Two of the Wanda Bakery women will take courses in food preparation and services, while another is enrolling in an accounting and business management program.

Julian's donation is also being used to allow two Wanda Bakers to enroll at the Kigali Institute of Health to study psychological counselling.  This may seem unconnected to cupcakes, but as one of the students explains:

“We want to be trained in counselling so that we are able to create a good and peaceful atmosphere for the business, but also for the Rwanda Multi-Learning Centre. A lot of young orphans, especially young girls, come to us for advice and help, and we want to be better able to help them.”

The Wanda Bakery women's determination to offer help and support to everyone in the Rwanda Multi Learning Centre community is what underlies the success of Network for Africa's projects: previously vulnerable and isolated women are forging a strong social network, supporting each other both personally and professionally, with each participant gaining greater self-confidence as a result.

This is how lives are transformed. We thank Julian and Alison Roberts, who worked so hard to raise money to help these remarkable women in Kigali. 

Tuesday, 12 April 2011

Rwanda: what it's all about. A message from N4A's new CEO.


As Rwanda mourns the million people who were murdered in the 1994 genocide, I reflect on my recent visit there.

Rwanda, where at least half a million children were orphaned.

Rwanda, where the international community stood by as one by one, a tenth of the population was systematically hacked to death, often brutally raped or tortured first.

Rwanda, a country so beautiful it literally takes your breath away – avenues of eucalyptus trees, mountains whose pinnacles are shrouded in mist, banana plantations, hills chiselled by terracing, rice fields in the valleys, children running by the side of the road, goats, pigs, chickens, intense green.

As the new team member at Network for Africa, I was there to meet our project partners and see the good work that they are doing.  And as CEO, I am always thinking about how we raise the money to fund the good work that is happening on the ground.  Part of that process is being able to paint a picture of the difference we are making to people’s lives.
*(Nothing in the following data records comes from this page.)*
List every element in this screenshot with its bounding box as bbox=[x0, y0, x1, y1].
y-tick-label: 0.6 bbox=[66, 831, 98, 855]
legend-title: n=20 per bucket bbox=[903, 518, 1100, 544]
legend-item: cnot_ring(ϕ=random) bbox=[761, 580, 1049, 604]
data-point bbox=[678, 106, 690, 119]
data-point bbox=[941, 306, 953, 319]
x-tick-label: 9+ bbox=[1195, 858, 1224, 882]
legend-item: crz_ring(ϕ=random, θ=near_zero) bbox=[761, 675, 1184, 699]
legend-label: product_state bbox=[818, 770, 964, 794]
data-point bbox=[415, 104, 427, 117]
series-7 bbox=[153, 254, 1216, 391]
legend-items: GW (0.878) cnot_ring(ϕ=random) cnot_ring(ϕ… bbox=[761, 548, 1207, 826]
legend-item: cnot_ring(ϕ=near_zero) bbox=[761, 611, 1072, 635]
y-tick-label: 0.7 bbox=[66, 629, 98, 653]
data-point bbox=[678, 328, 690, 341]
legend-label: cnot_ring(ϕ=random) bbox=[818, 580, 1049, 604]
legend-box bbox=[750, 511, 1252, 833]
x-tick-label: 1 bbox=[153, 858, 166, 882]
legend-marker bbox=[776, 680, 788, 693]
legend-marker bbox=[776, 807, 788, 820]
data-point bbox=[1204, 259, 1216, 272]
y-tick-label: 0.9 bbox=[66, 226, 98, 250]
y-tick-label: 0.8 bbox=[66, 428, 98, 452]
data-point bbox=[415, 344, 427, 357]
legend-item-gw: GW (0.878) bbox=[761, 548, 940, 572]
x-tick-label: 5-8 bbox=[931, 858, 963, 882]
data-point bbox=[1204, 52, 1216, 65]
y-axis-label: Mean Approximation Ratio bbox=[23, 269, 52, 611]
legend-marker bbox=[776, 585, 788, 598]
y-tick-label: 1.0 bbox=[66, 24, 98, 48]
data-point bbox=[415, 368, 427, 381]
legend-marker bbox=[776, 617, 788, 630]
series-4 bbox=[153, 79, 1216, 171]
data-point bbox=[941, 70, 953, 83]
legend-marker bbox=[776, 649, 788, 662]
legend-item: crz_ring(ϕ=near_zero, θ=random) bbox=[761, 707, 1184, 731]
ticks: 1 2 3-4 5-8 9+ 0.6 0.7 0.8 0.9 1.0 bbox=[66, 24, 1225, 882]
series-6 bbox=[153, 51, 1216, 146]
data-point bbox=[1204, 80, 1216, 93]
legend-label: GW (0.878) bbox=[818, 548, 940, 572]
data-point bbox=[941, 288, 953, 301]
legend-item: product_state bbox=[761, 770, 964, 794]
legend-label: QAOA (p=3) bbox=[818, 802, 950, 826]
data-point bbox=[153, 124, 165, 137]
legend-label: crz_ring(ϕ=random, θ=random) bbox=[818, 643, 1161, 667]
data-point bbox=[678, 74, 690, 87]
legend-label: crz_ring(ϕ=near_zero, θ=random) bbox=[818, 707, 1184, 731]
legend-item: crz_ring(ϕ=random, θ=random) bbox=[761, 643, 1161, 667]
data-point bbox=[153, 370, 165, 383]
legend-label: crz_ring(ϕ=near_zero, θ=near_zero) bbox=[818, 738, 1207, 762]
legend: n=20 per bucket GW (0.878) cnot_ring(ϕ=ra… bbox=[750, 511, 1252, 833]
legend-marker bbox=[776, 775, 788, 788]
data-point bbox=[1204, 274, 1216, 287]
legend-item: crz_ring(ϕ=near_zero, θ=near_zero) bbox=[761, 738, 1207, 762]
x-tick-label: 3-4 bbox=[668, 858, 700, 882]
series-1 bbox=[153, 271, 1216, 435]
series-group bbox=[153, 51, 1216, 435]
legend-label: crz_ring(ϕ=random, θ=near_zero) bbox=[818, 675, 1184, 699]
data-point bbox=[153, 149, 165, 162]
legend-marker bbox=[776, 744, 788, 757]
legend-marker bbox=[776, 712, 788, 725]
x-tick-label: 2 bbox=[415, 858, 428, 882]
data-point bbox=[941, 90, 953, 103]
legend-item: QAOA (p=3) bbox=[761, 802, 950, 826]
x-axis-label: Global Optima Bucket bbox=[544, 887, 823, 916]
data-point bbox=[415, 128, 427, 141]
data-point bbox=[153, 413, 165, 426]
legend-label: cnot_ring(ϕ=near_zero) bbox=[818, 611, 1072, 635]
It’s about the 120 orphans of the genocide who had no education, grew up in child headed households in extreme poverty, but who are now learning English, IT and music at our Rwanda Multi Learning Centre. They are in with a fighting chance of going on to college and forging a career for themselves, because of what we’re doing. 

It’s about the brave young women who formed their cooperative Wanda Bakery Restoring Lives, and work so hard baking and selling cakes to the expatriate and diplomatic communities in Kigali.

It’s about the determined young men and women who have formed their Heart of Africa choir, because they love music and because it helps them recover from their trauma.  Heart of Africa, whose sound made my spine tingle.

It’s about the 350 women – orphans, widows, child mothers – who were destitute, but were gathered up by one of life’s visionaries, Peace Ruzage, and are now are learning to read and write, have a vocational and a marketable skill, know about their rights, and can now feed their children.

It’s about the 17,000 people who until two months ago, had to walk all day to see a doctor but now have the Ntarama Health Clinic and Hospital on their doorstep.

It’s about understanding the long-term psychological problems, left in the wake of genocide.  It’s about seeing how our work brings a transformation to the lives of our beneficiaries and their extended families.

And being able to listen when people like Rose say:
Three years ago I couldn’t speak.  It was hard to believe that I would ever smile again.  The [Music Centre] choir is like my dream.  I’m very, very happy.
           
I get it.  I can paint the picture now.